Changing fields.conf to indexed = false fixes it for the second example which solves my problem. In my particular case, since I use a transform to perform data masking, I am not sure if the actual key=value pairs are written to the index or not. I will run an export to verify. The behavior of the first example in my original post is interesting though, because in theory it should not work if indexed=true for fields.conf?
So, it's still not clear to me: You are modifying the _raw text that is indexed after you do the index-time field transforms, i.e., doing a transform on _raw after creating key1, key2, key3, etc? Is that right? If so, then you need to set INDEXED_VALUE = false
for all your fields. Since the values of key1, key2, etc are no longer in the _raw text, and INDEXED_VALUE=true
(the default) requires any field value to be in the raw, your searches will never return results. (Except maybe by luck.)

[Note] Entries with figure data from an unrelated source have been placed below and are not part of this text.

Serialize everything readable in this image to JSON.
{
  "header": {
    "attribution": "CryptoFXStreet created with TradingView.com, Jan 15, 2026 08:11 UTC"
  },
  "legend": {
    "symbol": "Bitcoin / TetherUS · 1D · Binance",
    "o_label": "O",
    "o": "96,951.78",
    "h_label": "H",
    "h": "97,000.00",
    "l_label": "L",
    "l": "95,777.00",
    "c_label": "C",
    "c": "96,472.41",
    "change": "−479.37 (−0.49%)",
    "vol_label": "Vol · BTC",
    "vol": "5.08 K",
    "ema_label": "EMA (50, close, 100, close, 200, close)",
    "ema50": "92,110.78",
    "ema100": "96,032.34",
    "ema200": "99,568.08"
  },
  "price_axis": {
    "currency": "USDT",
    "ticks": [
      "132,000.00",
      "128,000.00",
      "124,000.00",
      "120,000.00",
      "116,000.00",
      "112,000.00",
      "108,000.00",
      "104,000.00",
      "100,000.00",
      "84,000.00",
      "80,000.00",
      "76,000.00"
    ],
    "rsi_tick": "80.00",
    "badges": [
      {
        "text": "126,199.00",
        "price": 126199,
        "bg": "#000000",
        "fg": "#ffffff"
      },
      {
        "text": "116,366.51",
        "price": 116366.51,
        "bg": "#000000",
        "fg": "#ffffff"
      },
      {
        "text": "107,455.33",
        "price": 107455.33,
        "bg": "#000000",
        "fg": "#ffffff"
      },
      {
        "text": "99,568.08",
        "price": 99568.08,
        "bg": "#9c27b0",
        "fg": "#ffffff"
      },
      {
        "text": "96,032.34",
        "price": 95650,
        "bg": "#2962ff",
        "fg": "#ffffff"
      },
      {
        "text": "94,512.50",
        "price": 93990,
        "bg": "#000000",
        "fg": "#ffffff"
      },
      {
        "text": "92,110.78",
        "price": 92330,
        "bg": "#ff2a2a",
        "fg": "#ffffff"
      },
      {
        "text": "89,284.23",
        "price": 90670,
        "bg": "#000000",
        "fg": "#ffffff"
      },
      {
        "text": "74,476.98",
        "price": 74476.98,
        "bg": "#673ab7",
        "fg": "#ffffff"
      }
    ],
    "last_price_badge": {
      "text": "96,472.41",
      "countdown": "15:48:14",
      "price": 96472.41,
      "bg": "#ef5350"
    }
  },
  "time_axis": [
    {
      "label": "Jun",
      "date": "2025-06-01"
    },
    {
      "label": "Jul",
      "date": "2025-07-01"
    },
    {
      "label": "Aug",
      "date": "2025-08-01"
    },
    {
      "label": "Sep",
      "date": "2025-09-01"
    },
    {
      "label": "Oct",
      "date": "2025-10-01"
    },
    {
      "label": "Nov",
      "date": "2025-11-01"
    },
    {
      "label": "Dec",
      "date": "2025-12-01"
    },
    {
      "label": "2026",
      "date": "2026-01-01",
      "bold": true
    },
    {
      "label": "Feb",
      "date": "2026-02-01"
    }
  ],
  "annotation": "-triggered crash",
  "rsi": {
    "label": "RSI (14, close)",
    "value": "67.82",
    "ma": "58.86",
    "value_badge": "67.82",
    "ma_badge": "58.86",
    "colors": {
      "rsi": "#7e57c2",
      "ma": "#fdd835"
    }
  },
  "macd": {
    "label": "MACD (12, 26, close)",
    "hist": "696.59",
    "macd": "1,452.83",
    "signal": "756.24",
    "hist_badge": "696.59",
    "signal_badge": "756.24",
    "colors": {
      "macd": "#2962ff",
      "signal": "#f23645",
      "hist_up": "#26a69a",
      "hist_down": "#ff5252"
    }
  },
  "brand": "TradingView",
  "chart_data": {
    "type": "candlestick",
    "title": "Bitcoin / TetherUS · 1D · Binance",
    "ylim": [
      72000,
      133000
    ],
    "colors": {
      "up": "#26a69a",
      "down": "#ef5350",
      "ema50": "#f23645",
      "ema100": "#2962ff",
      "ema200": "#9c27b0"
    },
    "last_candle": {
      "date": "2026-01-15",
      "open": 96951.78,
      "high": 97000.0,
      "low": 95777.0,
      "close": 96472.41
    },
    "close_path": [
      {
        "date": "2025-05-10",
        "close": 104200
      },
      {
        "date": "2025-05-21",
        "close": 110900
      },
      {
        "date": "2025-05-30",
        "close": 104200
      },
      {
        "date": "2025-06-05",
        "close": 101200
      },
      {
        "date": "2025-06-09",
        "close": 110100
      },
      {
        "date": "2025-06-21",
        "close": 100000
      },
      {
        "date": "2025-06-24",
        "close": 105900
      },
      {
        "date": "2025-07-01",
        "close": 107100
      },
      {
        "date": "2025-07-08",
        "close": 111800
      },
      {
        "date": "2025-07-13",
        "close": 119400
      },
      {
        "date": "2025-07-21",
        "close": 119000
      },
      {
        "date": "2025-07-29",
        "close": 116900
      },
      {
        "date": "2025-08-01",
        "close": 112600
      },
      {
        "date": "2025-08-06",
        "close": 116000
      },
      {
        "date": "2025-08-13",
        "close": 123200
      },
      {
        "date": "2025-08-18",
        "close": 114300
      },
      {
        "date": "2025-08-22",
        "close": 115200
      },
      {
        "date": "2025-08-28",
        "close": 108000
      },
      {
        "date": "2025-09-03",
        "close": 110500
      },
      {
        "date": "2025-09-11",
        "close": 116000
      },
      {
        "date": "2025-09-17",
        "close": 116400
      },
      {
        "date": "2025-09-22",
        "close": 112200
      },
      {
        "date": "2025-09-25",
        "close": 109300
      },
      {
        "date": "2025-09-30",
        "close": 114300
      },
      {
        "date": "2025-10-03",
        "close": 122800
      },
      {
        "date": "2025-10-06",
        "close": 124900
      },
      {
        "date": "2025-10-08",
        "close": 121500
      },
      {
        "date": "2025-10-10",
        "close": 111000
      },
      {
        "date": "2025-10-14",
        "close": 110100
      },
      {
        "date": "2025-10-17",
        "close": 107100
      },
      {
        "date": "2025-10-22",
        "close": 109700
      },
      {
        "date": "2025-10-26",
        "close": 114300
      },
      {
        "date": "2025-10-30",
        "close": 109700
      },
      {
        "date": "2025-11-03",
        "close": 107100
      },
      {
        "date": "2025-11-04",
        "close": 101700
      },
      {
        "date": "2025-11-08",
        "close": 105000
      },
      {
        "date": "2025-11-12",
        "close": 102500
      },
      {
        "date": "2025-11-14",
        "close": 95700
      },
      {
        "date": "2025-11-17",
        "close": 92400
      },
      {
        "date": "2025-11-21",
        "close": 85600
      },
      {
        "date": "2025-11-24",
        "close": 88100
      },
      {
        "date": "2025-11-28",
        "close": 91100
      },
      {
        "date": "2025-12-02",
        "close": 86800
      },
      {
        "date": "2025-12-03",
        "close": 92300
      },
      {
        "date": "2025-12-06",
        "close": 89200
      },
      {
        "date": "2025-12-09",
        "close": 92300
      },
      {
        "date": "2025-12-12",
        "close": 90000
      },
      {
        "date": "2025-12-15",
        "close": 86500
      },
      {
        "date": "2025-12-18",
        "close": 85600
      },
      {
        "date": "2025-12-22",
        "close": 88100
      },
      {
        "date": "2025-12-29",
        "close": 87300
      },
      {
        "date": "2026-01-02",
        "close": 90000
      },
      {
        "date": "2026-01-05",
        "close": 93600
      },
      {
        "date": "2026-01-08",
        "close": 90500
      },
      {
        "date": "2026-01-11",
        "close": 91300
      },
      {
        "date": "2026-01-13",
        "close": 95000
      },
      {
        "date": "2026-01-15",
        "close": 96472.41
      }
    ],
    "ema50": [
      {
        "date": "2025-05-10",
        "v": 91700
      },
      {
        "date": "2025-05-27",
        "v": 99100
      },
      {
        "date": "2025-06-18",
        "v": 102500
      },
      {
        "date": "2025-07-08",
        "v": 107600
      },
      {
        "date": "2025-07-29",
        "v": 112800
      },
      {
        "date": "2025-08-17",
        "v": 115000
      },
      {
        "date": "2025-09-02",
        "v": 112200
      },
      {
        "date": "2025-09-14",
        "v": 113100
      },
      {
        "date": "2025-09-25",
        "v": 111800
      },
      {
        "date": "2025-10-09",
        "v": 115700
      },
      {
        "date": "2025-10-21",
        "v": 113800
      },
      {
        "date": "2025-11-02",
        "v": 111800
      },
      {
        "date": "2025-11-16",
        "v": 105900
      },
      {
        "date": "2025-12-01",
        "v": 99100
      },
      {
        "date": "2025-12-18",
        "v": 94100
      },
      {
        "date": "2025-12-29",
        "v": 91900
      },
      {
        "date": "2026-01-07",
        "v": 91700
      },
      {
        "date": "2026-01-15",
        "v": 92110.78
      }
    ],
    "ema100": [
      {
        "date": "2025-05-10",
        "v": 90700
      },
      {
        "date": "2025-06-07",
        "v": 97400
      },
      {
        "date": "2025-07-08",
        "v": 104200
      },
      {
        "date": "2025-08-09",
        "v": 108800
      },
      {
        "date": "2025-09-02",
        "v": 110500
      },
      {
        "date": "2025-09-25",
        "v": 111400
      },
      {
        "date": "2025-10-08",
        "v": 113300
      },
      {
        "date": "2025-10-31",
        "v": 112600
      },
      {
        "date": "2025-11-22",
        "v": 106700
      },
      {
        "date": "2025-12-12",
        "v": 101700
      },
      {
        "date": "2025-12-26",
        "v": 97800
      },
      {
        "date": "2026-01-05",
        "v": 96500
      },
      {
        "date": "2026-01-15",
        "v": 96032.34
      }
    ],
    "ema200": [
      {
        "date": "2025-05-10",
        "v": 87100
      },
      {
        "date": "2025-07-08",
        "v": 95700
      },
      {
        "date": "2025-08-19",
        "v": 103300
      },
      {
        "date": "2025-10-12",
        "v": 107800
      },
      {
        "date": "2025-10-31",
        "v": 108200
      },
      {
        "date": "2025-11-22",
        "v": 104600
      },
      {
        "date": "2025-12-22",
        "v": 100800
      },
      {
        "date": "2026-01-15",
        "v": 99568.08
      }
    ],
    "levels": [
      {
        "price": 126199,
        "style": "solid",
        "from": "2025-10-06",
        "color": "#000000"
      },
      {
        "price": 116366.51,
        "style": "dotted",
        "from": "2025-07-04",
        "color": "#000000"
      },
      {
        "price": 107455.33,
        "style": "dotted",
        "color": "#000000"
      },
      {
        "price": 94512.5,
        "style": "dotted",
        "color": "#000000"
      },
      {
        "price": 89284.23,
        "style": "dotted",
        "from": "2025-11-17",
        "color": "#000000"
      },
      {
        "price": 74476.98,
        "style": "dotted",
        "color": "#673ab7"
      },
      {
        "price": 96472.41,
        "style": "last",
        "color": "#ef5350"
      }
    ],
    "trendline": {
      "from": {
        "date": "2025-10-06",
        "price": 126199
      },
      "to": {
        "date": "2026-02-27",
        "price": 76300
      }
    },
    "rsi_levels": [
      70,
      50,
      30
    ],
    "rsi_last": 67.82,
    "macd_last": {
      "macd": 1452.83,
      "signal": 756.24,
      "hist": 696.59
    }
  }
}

To answer your other question "why are you using indexed fields instead of extracted fields". I need to inject values to the original syslog message and have those meta-values searchable via key/value pairs. When a user runs a query, the user needs to see only the original syslog message, not the meta-data I've injected. For example, I want a user to be able to run a query "event=logon result=failure user=lowell" and it will pull up all failed logons across 100 different platforms. Note this works fine if I don't use quotes in transforms.conf, but only for values that don't have spaces.
Question edited. I couldn't add the image tag directly but have link to the screenshot.
As for search-time field extractions, by definition, I think if you search time extracted the field you would always be able to search for it. The bug here I believe is with index-time extraction only where the values are written and shows up in search results (and on left hand side blue fields panel), they just aren't searchable.
Please edit your question and include the corresponding props.conf
entries. I'm wondering if you are really dealing with indexed fields or if you have search-time extracted fields (sometime people don't understand the difference, and posting your props.conf
will clear this up.)
That doesn't work either. Any combination of the following queries all fail when using double-quotes in transforms.conf to define the value of the index-time extraction:
key1=AA
key1="AA"
key1::AA
key1::"AA"
The values are clearly extracted as you can see the meta-data defined in the fields that show right below the text message.
Curious - do you have these keys defined in fields.conf? You shouldn't need the quotes in transforms.conf, I'm unsure what that is supposed to achieve, but I assume it works for you in earlier versions?
What does your props.conf look like?
I agree it seems like it should be mentioned both places. Send a note to docs@splunk.com mentioning this. (I don't work for splunk so I can't do anything about it short of emailing this in myself.)
Thanks, Lowell. Since it is valid, can this::"$1" syntax (with quotes) appear in the spec for transforms.conf? It'd be good to make it clear in both places on the docs...
I do get search results if I do not put the backreferenced values in quotes. The problem I have is I want to use quotes because that's the correct way to capture the values (with spaces in them), but then I have the other problem I listed in the original post in that those fields extracted at index-time are not searchable.
I agree that the docs can be sparse at times, but this one is documented. See http://www.splunk.com/base/Documentation/latest/Admin/Configureindex-timefieldextraction. So, yes you should be using quotes here.